Is this graph planar? I know almost nothing when it comes to graph theory.
I have this graph which i am told is not planar. 
I know that for planar graphs no edge can cross another edge
and that for planar graphs $v - e + r = 1$ where $v = |V|$ is the number of vertices, e = |E| is the number of edges and $r$ is the number of minimal enclosed regions.
My graph meets these criteria. 
To show that it is not planar, if that is the case, should i try to find a graph that it is isomorphic to which is not planar?
Any ideas on how to do that?
This is my graph with an improved version on the right:

 A: Yes, the above graph is planar, because it admits a plane drawing. A plane drawing is a drawing without edge-crossings much like yours above, and finding such a drawing is already a valid proof of planarity.
To show that some other graph is not planar, you could first check if it perhaps has too many edges (i.e. more than $3n-6$ if the graph has $n$ vertices) or, if this fails, you could look for a subdivision or a minor isomorphic to one of the graphs $K_{3,3}$ or $K_5$. Both latter statements are characteristic of non-planarity and hence the methods always work (at least in principle). You can look up details and definitions by googling Kuratowski's theorem.
Also, I'd be careful saying that $r$ is the number of minimally enclosed regions as this number would not quite be well-defined if the graph were drawn on the surface of a sphere (which is a perfectly fine equivalent definition of planarity) - it is safer to think of the infinite region as an extra region of the graph, in which case the polyhedral formula for connected planar graphs modifies to $v-e+r=2$.
A: As the definition of planar graph states that " a planar graph is a graph that can be embedded in the plane, i.e.,it can be drawn in such a way that no edges cross each other."
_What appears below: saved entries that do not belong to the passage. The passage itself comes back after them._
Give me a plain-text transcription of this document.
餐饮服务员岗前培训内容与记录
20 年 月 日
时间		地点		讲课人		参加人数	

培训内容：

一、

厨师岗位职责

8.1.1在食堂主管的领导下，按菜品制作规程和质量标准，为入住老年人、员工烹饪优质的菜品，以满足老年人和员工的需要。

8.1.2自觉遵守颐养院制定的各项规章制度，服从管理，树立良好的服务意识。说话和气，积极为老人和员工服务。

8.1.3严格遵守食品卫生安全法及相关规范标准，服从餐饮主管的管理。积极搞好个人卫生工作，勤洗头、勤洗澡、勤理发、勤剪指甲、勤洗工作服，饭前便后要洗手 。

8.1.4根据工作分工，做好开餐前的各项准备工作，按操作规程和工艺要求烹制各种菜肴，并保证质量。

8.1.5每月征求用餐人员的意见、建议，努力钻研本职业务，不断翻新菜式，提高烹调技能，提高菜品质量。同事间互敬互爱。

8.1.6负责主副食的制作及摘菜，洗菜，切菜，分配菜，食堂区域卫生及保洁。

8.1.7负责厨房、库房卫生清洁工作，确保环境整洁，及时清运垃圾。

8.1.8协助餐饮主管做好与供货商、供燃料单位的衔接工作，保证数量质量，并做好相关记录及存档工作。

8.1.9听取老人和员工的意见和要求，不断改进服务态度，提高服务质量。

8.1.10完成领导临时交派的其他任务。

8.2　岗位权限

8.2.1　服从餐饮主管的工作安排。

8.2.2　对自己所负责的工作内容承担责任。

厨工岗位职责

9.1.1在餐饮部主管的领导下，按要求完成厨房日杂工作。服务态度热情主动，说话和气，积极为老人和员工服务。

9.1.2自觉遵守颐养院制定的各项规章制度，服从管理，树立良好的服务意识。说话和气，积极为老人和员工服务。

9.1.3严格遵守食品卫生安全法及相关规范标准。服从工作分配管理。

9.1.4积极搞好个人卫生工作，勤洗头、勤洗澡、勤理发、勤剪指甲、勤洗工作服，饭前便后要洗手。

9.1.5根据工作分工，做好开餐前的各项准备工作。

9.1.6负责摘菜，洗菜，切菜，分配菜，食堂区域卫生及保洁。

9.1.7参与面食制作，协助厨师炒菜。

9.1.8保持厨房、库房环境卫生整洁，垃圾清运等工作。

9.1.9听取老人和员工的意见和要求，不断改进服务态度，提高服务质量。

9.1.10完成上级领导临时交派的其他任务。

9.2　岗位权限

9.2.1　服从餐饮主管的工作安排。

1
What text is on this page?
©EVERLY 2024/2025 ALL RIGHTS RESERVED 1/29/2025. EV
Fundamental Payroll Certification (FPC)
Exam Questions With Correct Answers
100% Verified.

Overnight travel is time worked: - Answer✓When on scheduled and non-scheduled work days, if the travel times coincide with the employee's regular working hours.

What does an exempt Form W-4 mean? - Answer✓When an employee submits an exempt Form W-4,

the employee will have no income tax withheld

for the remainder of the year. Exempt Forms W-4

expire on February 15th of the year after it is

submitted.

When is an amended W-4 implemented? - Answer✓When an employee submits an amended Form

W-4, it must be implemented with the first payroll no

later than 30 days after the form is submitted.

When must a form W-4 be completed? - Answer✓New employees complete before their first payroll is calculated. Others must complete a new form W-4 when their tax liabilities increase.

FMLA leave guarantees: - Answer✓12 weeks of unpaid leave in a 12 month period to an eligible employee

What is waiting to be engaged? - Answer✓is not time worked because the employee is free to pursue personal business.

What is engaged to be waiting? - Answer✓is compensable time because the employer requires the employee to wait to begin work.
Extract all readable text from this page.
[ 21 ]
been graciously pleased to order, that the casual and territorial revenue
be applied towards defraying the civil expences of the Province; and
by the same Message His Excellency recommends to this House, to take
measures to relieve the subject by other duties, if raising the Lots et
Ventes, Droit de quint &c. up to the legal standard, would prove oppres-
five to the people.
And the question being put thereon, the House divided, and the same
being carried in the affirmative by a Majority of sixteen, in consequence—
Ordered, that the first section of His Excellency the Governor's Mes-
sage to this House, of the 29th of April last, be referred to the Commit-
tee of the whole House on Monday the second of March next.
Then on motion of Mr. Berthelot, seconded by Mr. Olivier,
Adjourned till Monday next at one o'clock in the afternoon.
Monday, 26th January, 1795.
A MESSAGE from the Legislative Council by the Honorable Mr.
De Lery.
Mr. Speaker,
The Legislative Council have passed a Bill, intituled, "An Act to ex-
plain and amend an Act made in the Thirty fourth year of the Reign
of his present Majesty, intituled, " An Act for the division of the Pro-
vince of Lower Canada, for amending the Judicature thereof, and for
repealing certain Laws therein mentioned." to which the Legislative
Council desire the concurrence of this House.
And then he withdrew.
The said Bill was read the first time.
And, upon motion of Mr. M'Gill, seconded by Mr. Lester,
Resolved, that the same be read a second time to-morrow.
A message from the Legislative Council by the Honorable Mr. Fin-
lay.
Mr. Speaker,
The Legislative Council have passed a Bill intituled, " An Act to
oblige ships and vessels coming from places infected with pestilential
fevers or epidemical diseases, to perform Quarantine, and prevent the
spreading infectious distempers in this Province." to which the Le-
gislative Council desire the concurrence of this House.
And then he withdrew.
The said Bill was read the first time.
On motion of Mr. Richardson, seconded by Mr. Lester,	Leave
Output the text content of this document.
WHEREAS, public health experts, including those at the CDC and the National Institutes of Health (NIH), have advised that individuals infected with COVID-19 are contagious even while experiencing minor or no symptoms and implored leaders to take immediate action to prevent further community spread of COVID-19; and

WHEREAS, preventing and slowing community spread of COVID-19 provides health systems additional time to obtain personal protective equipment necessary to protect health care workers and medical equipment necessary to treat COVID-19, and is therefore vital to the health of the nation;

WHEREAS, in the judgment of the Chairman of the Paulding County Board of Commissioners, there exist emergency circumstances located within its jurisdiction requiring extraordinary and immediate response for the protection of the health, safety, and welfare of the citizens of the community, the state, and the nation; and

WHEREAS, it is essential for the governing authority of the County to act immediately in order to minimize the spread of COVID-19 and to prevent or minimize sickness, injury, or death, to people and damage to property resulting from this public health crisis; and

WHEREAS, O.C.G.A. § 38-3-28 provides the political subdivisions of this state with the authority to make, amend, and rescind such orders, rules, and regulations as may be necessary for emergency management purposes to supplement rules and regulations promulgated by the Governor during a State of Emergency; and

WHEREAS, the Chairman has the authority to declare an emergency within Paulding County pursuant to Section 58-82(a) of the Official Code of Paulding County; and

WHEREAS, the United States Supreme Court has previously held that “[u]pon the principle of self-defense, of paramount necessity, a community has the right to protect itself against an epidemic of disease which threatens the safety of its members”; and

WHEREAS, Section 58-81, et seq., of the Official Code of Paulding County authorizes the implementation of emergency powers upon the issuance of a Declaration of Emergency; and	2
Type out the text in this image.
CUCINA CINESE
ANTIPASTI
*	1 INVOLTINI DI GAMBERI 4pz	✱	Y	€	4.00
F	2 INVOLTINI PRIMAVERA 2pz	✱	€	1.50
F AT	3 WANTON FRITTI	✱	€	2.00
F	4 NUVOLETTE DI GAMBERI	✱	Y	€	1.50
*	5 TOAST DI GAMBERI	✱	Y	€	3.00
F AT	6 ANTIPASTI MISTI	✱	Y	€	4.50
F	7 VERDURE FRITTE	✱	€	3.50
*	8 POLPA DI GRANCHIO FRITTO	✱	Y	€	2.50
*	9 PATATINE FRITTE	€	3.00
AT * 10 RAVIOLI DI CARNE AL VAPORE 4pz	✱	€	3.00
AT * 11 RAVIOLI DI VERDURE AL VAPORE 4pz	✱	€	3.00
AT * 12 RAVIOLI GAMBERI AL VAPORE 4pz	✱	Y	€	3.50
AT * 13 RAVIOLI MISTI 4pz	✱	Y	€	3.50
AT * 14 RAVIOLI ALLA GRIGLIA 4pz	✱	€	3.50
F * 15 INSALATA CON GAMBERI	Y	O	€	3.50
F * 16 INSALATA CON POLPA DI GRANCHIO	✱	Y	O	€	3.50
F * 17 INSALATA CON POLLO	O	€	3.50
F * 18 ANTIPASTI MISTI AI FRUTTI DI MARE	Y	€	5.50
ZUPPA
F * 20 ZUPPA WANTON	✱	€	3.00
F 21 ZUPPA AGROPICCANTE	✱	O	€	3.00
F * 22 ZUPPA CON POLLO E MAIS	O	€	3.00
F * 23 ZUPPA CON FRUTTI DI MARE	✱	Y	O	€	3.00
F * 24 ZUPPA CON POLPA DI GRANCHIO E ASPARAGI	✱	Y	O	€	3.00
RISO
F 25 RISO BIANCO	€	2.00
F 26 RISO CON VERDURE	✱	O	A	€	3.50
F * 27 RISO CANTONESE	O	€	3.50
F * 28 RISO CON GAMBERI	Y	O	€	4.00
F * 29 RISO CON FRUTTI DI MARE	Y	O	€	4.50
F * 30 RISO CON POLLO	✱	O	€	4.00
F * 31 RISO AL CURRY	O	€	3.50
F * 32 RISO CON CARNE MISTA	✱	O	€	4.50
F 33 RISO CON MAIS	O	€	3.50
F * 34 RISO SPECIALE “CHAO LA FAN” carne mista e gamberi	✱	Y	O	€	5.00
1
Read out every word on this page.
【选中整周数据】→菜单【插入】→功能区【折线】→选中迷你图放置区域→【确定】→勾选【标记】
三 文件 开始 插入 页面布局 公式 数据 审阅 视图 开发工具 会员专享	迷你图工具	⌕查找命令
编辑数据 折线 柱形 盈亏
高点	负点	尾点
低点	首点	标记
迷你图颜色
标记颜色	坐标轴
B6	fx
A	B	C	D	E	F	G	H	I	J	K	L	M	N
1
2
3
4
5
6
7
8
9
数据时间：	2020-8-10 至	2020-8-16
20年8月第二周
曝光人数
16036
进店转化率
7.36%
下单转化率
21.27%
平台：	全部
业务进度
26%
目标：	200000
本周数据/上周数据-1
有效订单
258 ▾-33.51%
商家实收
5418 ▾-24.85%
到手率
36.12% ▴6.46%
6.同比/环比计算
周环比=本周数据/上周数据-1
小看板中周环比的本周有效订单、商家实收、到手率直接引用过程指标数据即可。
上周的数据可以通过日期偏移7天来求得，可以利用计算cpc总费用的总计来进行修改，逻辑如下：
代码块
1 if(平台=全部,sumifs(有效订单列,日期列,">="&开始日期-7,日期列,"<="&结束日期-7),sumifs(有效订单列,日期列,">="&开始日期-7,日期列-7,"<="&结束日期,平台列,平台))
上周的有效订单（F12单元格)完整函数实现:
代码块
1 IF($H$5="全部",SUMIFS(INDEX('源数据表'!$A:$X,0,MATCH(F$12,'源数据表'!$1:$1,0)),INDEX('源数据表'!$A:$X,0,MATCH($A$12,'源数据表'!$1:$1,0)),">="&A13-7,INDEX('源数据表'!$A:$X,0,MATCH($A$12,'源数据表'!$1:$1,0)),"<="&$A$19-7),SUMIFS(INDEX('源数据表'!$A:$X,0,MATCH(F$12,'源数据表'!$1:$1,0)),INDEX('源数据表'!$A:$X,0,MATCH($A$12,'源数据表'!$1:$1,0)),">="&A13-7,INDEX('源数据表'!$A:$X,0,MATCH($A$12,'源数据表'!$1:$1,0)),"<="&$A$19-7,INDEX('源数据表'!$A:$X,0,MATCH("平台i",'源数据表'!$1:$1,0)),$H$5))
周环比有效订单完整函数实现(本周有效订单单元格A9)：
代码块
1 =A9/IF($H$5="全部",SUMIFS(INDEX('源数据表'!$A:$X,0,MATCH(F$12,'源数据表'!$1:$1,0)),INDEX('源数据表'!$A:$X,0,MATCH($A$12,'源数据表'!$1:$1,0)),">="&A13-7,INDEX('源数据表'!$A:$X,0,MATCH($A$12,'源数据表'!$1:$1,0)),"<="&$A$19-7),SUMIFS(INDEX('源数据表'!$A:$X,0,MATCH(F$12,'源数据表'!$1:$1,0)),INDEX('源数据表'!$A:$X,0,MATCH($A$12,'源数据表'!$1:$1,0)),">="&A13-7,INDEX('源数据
Your given graph is already drawn in such a way that no edges cross each other.


Alternative way : For a simple, connected, planar graph with $v$ vertices and $e$ edges, the following simple conditions hold:
Theorem $1.$ If $v ≥ 3$ then $e ≤ 3v − 6$;
Theorem $2.$ If $v ≥ 3$ and there are no cycles of length $3$, then $e ≤ 2v − 4$.
Given, graph has $e=13$ and $v=9$, therefore:
$\implies e ≤ 3v − 6$
$\implies 13 ≤ 3\times 9 − 6$
$\implies 13 ≤ 21$ is true, so graph is planar.
Note that these theorems provide necessary conditions for planarity that are not sufficient conditions, and therefore can only be used to prove a graph is not planar, not that it is planar.

Another way: Euler's formula states that if a finite, connected, planar graph is drawn in the plane without any edge intersections, and $v$ is the number of vertices, $e$ is the number of edges and $f$ is the number of faces (regions bounded by edges, including the outer, infinitely large region), then
$\implies f=e-n+(k+1)$
where $k$ is number of connected component.(for given graph $f=6$, five bounded region and one unbounded region and $k=1$, since connected graph). 
Therefore, 
$\implies 6=13-9+(1+1)$
$\implies 6=6$ is true, so graph is planar.